September 13, 2013
Satellite Sees System 93L Become Tropical Storm Ingrid
NASA and NOAA satellites have been tracking the progression of low pressure System 93L through the Caribbean Sea and into the southwestern Gulf of Mexico over a week's time, and it became Tropical Storm Ingrid mid-day on Sept. 13. NOAA's GOES-East satellite captured an image of Ingrid's center over the Bay of Campeche.
System 93L strengthened into the tenth tropical depression of the Atlantic Ocean season and by 11 a.m. EDT, strengthened further to become the ninth tropical storm. Tropical Depression Eight was the only depression that did not achieve tropical storm status this year so far.

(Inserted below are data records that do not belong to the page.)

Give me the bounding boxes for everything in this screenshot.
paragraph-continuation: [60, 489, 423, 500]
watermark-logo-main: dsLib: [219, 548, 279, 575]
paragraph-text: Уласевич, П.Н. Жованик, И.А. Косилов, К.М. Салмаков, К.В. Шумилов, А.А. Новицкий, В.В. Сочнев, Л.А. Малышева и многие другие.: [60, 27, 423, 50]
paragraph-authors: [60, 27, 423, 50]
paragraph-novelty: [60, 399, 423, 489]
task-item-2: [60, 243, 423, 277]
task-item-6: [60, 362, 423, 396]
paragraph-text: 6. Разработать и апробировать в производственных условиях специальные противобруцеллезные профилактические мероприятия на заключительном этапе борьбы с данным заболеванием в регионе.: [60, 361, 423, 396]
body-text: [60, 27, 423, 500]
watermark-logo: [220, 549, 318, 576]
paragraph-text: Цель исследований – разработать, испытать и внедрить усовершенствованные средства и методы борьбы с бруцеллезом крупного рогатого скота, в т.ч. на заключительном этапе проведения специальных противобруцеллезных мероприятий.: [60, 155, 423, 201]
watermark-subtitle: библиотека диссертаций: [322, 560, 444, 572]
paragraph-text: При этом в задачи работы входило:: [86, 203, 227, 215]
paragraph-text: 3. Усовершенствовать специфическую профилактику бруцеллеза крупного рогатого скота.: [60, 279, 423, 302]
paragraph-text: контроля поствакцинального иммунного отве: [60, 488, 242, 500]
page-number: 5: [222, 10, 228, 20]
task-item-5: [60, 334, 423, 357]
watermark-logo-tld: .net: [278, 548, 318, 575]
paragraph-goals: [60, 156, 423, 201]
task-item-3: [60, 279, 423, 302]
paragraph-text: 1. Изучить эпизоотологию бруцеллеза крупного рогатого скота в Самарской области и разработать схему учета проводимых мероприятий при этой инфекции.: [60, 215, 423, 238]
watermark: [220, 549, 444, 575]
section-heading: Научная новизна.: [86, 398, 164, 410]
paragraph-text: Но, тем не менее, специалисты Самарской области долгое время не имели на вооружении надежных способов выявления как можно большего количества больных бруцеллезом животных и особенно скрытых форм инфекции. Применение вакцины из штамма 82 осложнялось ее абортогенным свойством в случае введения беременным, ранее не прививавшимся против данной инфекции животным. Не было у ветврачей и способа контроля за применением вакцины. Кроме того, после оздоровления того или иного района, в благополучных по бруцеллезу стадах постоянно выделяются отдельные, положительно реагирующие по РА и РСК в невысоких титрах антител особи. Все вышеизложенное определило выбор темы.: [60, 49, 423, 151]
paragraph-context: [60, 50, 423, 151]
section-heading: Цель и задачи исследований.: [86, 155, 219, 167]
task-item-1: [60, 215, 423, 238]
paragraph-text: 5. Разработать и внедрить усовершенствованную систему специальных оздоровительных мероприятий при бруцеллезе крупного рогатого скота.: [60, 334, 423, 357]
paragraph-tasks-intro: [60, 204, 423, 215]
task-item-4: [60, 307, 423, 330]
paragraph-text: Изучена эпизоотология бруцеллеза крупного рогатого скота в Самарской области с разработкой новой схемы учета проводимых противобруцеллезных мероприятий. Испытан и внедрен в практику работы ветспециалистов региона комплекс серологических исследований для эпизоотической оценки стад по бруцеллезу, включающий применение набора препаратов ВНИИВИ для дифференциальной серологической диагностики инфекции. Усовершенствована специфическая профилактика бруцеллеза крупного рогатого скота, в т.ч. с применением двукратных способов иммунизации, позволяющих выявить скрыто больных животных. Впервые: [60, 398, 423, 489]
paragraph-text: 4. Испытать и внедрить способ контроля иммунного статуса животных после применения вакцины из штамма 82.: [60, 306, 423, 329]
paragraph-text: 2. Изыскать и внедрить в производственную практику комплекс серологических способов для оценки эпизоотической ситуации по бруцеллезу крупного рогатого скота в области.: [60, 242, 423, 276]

At 1500 UTC/11 a.m. EDT, Tropical Storm Ingrid was centered just 60 miles/95 km east-northeast of Veracruz, Mexico, and 175 miles/280 km southeast of Tuxpan, Mexico. That puts Ingrid's center near 19.4 north and 95.3 west. Ingrid had maximum sustained winds near 45 mph/75 kph and strengthening is possible over the next two days as Ingrid moves from a western track to a north-northwestern track. Ingrid's center is expected to move very close to the coast over the next couple of days. Tropical storm-force winds extend 35 miles/55 km from the center, making the compact storm just 70 miles/110 km in diameter.
A tropical storm warning is in effect for Coatzacoalcos to Cabo Rojo, and a tropical storm watch is in effect for north of Cabo Rojo to La Pesca.
Based on the National Hurricane Center's (NHC) expected track for Ingrid' over the next couple of days, eastern Mexico should prepare for a heavy soaking. The NHC noted that Ingrid is expected to produce 10 to 15 inches of rain over a large part of eastern Mexico with isolated amounts of 25 inches possible, especially in areas of mountainous terrain. These rains are likely to result in life-threatening flash floods and mudslides. Tropical-storm-force winds are expected within the warning area later in the day on Sept. 13.